The allegations were reportedly filed in court just hours after Owens-who was fired by the company-sued Voyager for wrongful termination.
When Voyager's board ousted Owens in August, the company said that the departure was related to loan losses of about $9.7 million, but it did not say why Owens had to go or what role he had in the loss, according to the Star Tribune.
On Tuesday, Owens-a 51-year-old Wayzata resident-filed a suit accusing the bank, its holding company Voyager Financial Services Corporation, and a number of the company's officers and directors of conspiring to use him as a scapegoat for bad decisions that hurt bank profits, oust him, and gain control of his Voyager stock at historically depressed prices, the Minneapolis newspaper reported.
Within hours, Voyager reportedly accused Owens in court filings of deceptively obtaining nearly $15 million in personal loans by hiding correspondence from regulators, fabricating a document, forging the company's chairman's signature, and lying about his financial condition.

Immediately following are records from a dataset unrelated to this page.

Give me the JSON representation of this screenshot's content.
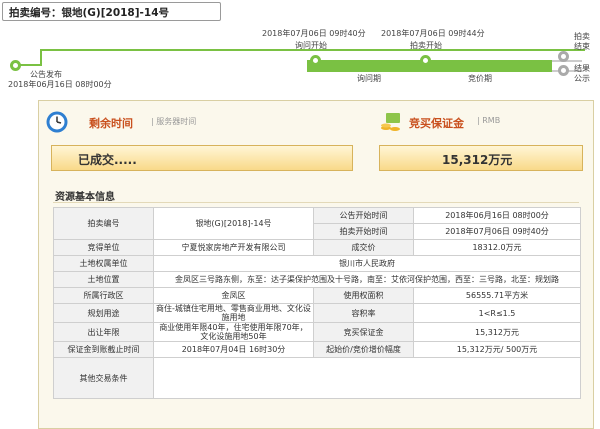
{
  "auction_no": "拍卖编号：银地(G)[2018]-14号",
  "timeline": {
    "public_notice": {
      "date": "2018年06月16日 08时00分",
      "label": "公告发布"
    },
    "inquiry_start": {
      "date": "2018年07月06日 09时40分",
      "label": "询问开始"
    },
    "inquiry_period": "询问期",
    "auction_start": {
      "date": "2018年07月06日 09时44分",
      "label": "拍卖开始"
    },
    "bid_period": "竞价期",
    "right_top": "拍卖\n结束",
    "right_bottom": "结果\n公示"
  },
  "remaining": {
    "title": "剩余时间",
    "sub": "| 服务器时间",
    "status": "已成交....."
  },
  "deposit": {
    "title": "竞买保证金",
    "sub": "| RMB",
    "amount": "15,312万元"
  },
  "resource": {
    "title": "资源基本信息",
    "rows": [
      {
        "l1": "拍卖编号",
        "v1": "银地(G)[2018]-14号",
        "l2": "公告开始时间",
        "v2": "2018年06月16日 08时00分"
      },
      {
        "l2b": "拍卖开始时间",
        "v2b": "2018年07月06日 09时40分"
      },
      {
        "l1": "竞得单位",
        "v1": "宁夏悦家房地产开发有限公司",
        "l2": "成交价",
        "v2": "18312.0万元"
      },
      {
        "l1": "土地权属单位",
        "v1": "银川市人民政府"
      },
      {
        "l1": "土地位置",
        "v1": "金凤区三号路东侧，东至：达子渠保护范围及十号路，南至：艾依河保护范围，西至：三号路，北至：规划路"
      },
      {
        "l1": "所属行政区",
        "v1": "金凤区",
        "l2": "使用权面积",
        "v2": "56555.71平方米"
      },
      {
        "l1": "规划用途",
        "v1": "商住-城镇住宅用地、零售商业用地、文化设施用地",
        "l2": "容积率",
        "v2": "1<R≤1.5"
      },
      {
        "l1": "出让年限",
        "v1": "商业使用年限40年，住宅使用年限70年，文化设施用地50年",
        "l2": "竞买保证金",
        "v2": "15,312万元"
      },
      {
        "l1": "保证金到账截止时间",
        "v1": "2018年07月04日 16时30分",
        "l2": "起始价/竞价增价幅度",
        "v2": "15,312万元/ 500万元"
      },
      {
        "l1": "其他交易条件",
        "v1": ""
      }
    ]
  }
}
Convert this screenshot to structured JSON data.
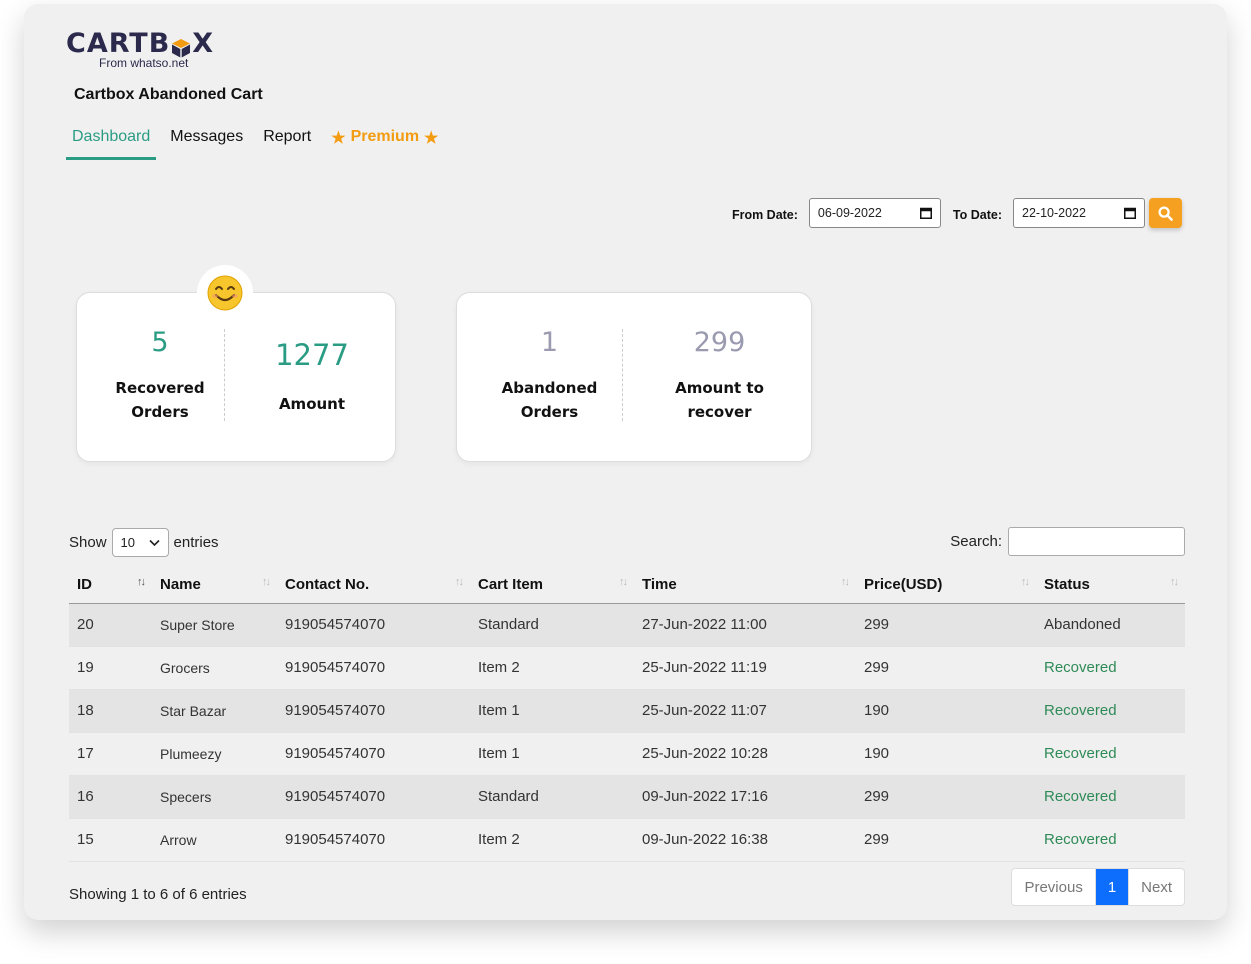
{
  "brand": {
    "name_pre": "CARTB",
    "name_post": "X",
    "subtitle": "From whatso.net"
  },
  "app_title": "Cartbox Abandoned Cart",
  "nav": {
    "dashboard": "Dashboard",
    "messages": "Messages",
    "report": "Report",
    "premium": "Premium"
  },
  "filters": {
    "from_label": "From Date:",
    "from_value": "06-09-2022",
    "to_label": "To Date:",
    "to_value": "22-10-2022"
  },
  "cards": {
    "recovered_orders": {
      "value": "5",
      "label_line1": "Recovered",
      "label_line2": "Orders"
    },
    "recovered_amount": {
      "value": "1277",
      "label": "Amount"
    },
    "abandoned_orders": {
      "value": "1",
      "label_line1": "Abandoned",
      "label_line2": "Orders"
    },
    "amount_to_recover": {
      "value": "299",
      "label_line1": "Amount to",
      "label_line2": "recover"
    }
  },
  "table_controls": {
    "show_label": "Show",
    "entries_value": "10",
    "entries_label": "entries",
    "search_label": "Search:"
  },
  "table": {
    "columns": [
      "ID",
      "Name",
      "Contact No.",
      "Cart Item",
      "Time",
      "Price(USD)",
      "Status"
    ],
    "rows": [
      [
        "20",
        "Super Store",
        "919054574070",
        "Standard",
        "27-Jun-2022 11:00",
        "299",
        "Abandoned"
      ],
      [
        "19",
        "Grocers",
        "919054574070",
        "Item 2",
        "25-Jun-2022 11:19",
        "299",
        "Recovered"
      ],
      [
        "18",
        "Star Bazar",
        "919054574070",
        "Item 1",
        "25-Jun-2022 11:07",
        "190",
        "Recovered"
      ],
      [
        "17",
        "Plumeezy",
        "919054574070",
        "Item 1",
        "25-Jun-2022 10:28",
        "190",
        "Recovered"
      ],
      [
        "16",
        "Specers",
        "919054574070",
        "Standard",
        "09-Jun-2022 17:16",
        "299",
        "Recovered"
      ],
      [
        "15",
        "Arrow",
        "919054574070",
        "Item 2",
        "09-Jun-2022 16:38",
        "299",
        "Recovered"
      ]
    ]
  },
  "footer": {
    "info": "Showing 1 to 6 of 6 entries",
    "previous": "Previous",
    "page": "1",
    "next": "Next"
  },
  "colors": {
    "accent_green": "#2b9c84",
    "premium_orange": "#f39c12",
    "search_button": "#f5a020",
    "page_active": "#0d6efd"
  },
  "icons": {
    "search": "search-icon",
    "calendar": "calendar-icon",
    "star": "star-icon",
    "smiley": "smiley-emoji-icon",
    "logo_box": "cube-icon"
  }
}
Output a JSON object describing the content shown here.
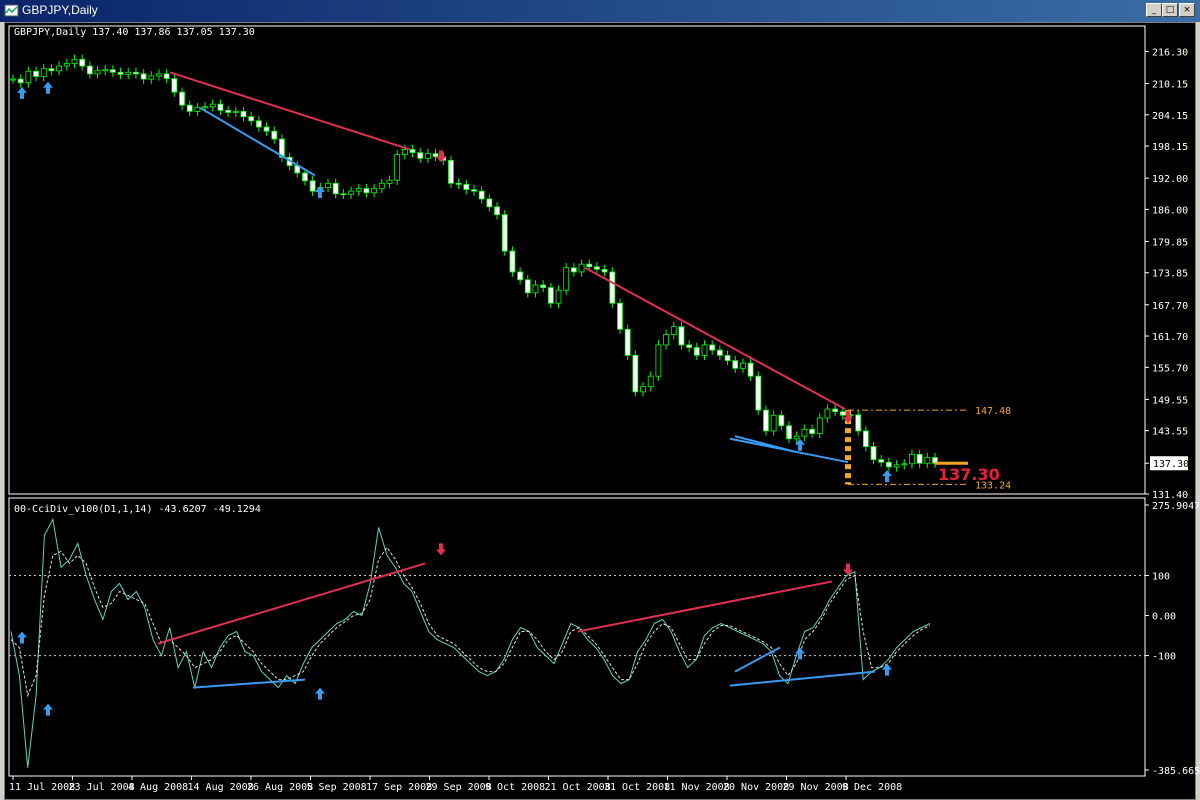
{
  "window": {
    "title": "GBPJPY,Daily",
    "buttons": [
      "_",
      "□",
      "×"
    ]
  },
  "main_header": "GBPJPY,Daily  137.40 137.86 137.05 137.30",
  "indicator_header": "00-CciDiv_v100(D1,1,14) -43.6207 -49.1294",
  "chart_data": [
    {
      "type": "candlestick",
      "title": "GBPJPY,Daily",
      "ohlc_last": {
        "open": 137.4,
        "high": 137.86,
        "low": 137.05,
        "close": 137.3
      },
      "ylim": [
        131.4,
        218.5
      ],
      "y_ticks": [
        "216.30",
        "210.15",
        "204.15",
        "198.15",
        "192.00",
        "186.00",
        "179.85",
        "173.85",
        "167.70",
        "161.70",
        "155.70",
        "149.55",
        "143.55",
        "137.30",
        "131.40"
      ],
      "current_price": "137.30",
      "levels": [
        {
          "label": "147.48",
          "value": 147.48
        },
        {
          "label": "133.24",
          "value": 133.24
        }
      ],
      "closes": [
        211.0,
        210.3,
        212.5,
        211.5,
        213.0,
        212.6,
        213.5,
        214.0,
        214.8,
        213.5,
        212.0,
        212.6,
        212.8,
        212.3,
        211.9,
        212.3,
        212.0,
        211.0,
        211.6,
        212.0,
        211.1,
        208.5,
        206.0,
        204.8,
        205.5,
        205.7,
        206.2,
        205.0,
        204.6,
        204.8,
        203.8,
        203.0,
        201.8,
        201.0,
        199.5,
        196.0,
        194.4,
        193.0,
        191.5,
        189.5,
        190.2,
        191.0,
        189.0,
        188.9,
        189.5,
        190.0,
        189.2,
        190.0,
        191.0,
        191.6,
        196.5,
        197.5,
        196.9,
        195.8,
        196.7,
        196.1,
        195.4,
        191.0,
        190.8,
        189.8,
        189.5,
        188.0,
        186.5,
        185.0,
        178.0,
        174.0,
        172.5,
        170.0,
        171.5,
        171.0,
        168.0,
        170.5,
        174.8,
        174.0,
        175.5,
        175.0,
        174.5,
        174.0,
        168.0,
        163.0,
        158.0,
        151.0,
        152.0,
        154.0,
        160.0,
        162.0,
        163.5,
        160.0,
        159.5,
        158.0,
        160.0,
        159.0,
        158.0,
        157.0,
        155.5,
        156.5,
        154.0,
        147.5,
        143.5,
        146.5,
        144.5,
        142.0,
        142.5,
        143.8,
        143.0,
        146.0,
        147.7,
        147.2,
        146.5,
        146.6,
        143.5,
        140.5,
        138.0,
        137.5,
        136.6,
        137.0,
        137.2,
        139.0,
        137.3,
        138.4,
        137.3
      ],
      "x_ticks": [
        "11 Jul 2008",
        "23 Jul 2008",
        "4 Aug 2008",
        "14 Aug 2008",
        "26 Aug 2008",
        "5 Sep 2008",
        "17 Sep 2008",
        "29 Sep 2008",
        "9 Oct 2008",
        "21 Oct 2008",
        "31 Oct 2008",
        "11 Nov 2008",
        "20 Nov 2008",
        "29 Nov 2008",
        "9 Dec 2008"
      ]
    },
    {
      "type": "line",
      "title": "00-CciDiv_v100(D1,1,14)",
      "series": [
        {
          "values": [
            -40.0,
            -150.0,
            -380.0,
            -200.0,
            200.0,
            240.0,
            120.0,
            140.0,
            180.0,
            100.0,
            40.0,
            -10.0,
            60.0,
            80.0,
            40.0,
            60.0,
            20.0,
            -60.0,
            -100.0,
            -30.0,
            -130.0,
            -90.0,
            -180.0,
            -90.0,
            -130.0,
            -80.0,
            -50.0,
            -40.0,
            -90.0,
            -100.0,
            -140.0,
            -160.0,
            -180.0,
            -150.0,
            -170.0,
            -120.0,
            -80.0,
            -60.0,
            -40.0,
            -20.0,
            -10.0,
            10.0,
            0.0,
            80.0,
            220.0,
            150.0,
            120.0,
            80.0,
            60.0,
            10.0,
            -40.0,
            -60.0,
            -70.0,
            -80.0,
            -100.0,
            -120.0,
            -140.0,
            -150.0,
            -140.0,
            -110.0,
            -60.0,
            -30.0,
            -40.0,
            -80.0,
            -100.0,
            -120.0,
            -70.0,
            -20.0,
            -30.0,
            -60.0,
            -80.0,
            -110.0,
            -150.0,
            -170.0,
            -160.0,
            -90.0,
            -60.0,
            -20.0,
            -10.0,
            -40.0,
            -90.0,
            -130.0,
            -110.0,
            -50.0,
            -30.0,
            -20.0,
            -30.0,
            -40.0,
            -50.0,
            -60.0,
            -70.0,
            -90.0,
            -150.0,
            -170.0,
            -100.0,
            -40.0,
            -30.0,
            0.0,
            40.0,
            70.0,
            100.0,
            110.0,
            -160.0,
            -140.0,
            -130.0,
            -110.0,
            -80.0,
            -60.0,
            -40.0,
            -30.0,
            -20.0
          ]
        },
        {
          "values": [
            -60.0,
            -80.0,
            -200.0,
            -150.0,
            50.0,
            150.0,
            160.0,
            130.0,
            150.0,
            130.0,
            70.0,
            20.0,
            30.0,
            60.0,
            50.0,
            40.0,
            30.0,
            -20.0,
            -70.0,
            -60.0,
            -80.0,
            -100.0,
            -130.0,
            -120.0,
            -110.0,
            -90.0,
            -60.0,
            -50.0,
            -70.0,
            -90.0,
            -120.0,
            -140.0,
            -160.0,
            -160.0,
            -150.0,
            -140.0,
            -100.0,
            -70.0,
            -50.0,
            -30.0,
            -15.0,
            0.0,
            5.0,
            40.0,
            140.0,
            170.0,
            140.0,
            100.0,
            70.0,
            30.0,
            -20.0,
            -50.0,
            -60.0,
            -70.0,
            -90.0,
            -110.0,
            -130.0,
            -140.0,
            -140.0,
            -120.0,
            -80.0,
            -40.0,
            -40.0,
            -60.0,
            -90.0,
            -110.0,
            -90.0,
            -40.0,
            -30.0,
            -50.0,
            -70.0,
            -100.0,
            -130.0,
            -160.0,
            -160.0,
            -120.0,
            -70.0,
            -40.0,
            -20.0,
            -30.0,
            -70.0,
            -110.0,
            -110.0,
            -70.0,
            -40.0,
            -25.0,
            -25.0,
            -35.0,
            -45.0,
            -55.0,
            -65.0,
            -80.0,
            -120.0,
            -150.0,
            -120.0,
            -60.0,
            -40.0,
            -10.0,
            30.0,
            60.0,
            90.0,
            100.0,
            -40.0,
            -130.0,
            -130.0,
            -120.0,
            -90.0,
            -70.0,
            -50.0,
            -35.0,
            -25.0
          ]
        }
      ],
      "ylim": [
        -385.665,
        275.9047
      ],
      "y_ticks": [
        "275.9047",
        "100",
        "0.00",
        "-100",
        "-385.665"
      ],
      "levels": [
        100,
        -100
      ]
    }
  ]
}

Voyager said in its motion that the loans included a series of loans totaling about $5 million made directly from the bank's holding company to Owens, and loans he got from two other banks-$7.5 million from Alliance Bank and $2.2 million from Tradition Capital Bank, according to the Star Tribune. Owens was reportedly unable to repay the loans, and Voyager claims to have paid off the $9.7 million that Owens owed those banks.
The bank claims that Owens used the money to maintain a lifestyle that included a $4.5 million Lake Minnetonka home, a $2.5 million lake cabin, and Bentley and Aston Martin cars. The bank also claims that Owens funneled more than $5 million in loan proceeds to his wife, according to the Star Tribune.
Owens' lawyer Richard Ostlund told the Star Tribune that the bank's allegations “were dredged up by these defendants to excuse their own failure to act properly as officers and directors.” He added that none of the bank's allegations were part of the original notice it sent Owens last summer telling him to pay off all his loans in 10 days or he would be terminated “for cause.”
In his complaint, Owens reportedly said that he was encouraged to borrow money from Voyager to buy Voyager shares.
According to the Star Tribune, things began to unravel in September 2010 after the Minnesota Department of Commerce examined the bank and pointed out various violations of banking laws and regulations based on the loans made to Owens. Last June, a group of state and federal bank regulators reportedly attended a bank board meeting, shortly after which the board voted to terminate Owens.
“I had hoped that Tim and his lawyer would reach some sort of amicable settlement with us, and it didn't happen,” Bill Dunkley, chairman of Voyager Financial Services Corporation, told the Star Tribune.